I think there are two parts to your question.
1. Why do both sentences use the verb 'to have' and the verb 'to be'?
We use 'have' as an auxiliary verb when making certain tenses and in these cases the verb 'have' has no meaning really. It only tells us the tense. In this case we use 'have' and the past participle to form the Present Perfect. We choose this tense when we want to communicate experience or knowledge (based on past experience) AND when it's not important when/how/why something happened. So for example "I have eaten lobster." - it is not important when, the important information is that I know what lobster tastes like.
2. The verb 'to be' is used in both sentences, but in slightly different ways. So we say "I am English." or "I am tall." to describe a quality of mine (not an ability - we normally use "I can..." for abilities).
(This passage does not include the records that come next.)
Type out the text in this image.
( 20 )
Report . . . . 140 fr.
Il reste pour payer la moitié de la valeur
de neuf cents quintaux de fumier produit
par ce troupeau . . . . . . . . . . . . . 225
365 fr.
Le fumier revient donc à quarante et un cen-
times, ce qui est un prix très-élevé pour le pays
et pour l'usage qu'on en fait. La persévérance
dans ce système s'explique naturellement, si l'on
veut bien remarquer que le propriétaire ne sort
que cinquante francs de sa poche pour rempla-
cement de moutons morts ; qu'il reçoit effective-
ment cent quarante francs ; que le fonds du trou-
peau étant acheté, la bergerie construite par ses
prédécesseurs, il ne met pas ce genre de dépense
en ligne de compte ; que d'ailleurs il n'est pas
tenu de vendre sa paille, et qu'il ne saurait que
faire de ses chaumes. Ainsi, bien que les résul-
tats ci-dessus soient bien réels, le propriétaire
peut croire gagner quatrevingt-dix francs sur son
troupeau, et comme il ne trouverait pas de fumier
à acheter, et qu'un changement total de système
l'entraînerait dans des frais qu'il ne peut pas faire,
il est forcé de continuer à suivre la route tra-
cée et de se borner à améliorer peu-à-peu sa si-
BUT we also use 'be' as a synonym for inhabit/visit/exist and we say "I am in Rome today."
Therefore the first sentence - "I've been this guy" - means "I was like this in the past, and so I understand what it is like to be this kind of person."
The second sentence - "I have been with someone" - literally means "I was in the same place as another person, and therefore I understand what it is like to be in the same place as another person."
We often use the phrase "to be with someone" in an idiomatic way. It often means "to be in a relationship with someone" - or in a more vulgar sense it can also mean "to have sex with someone" - you will need to refer back to the original TED Talk to see how it is being used in this context.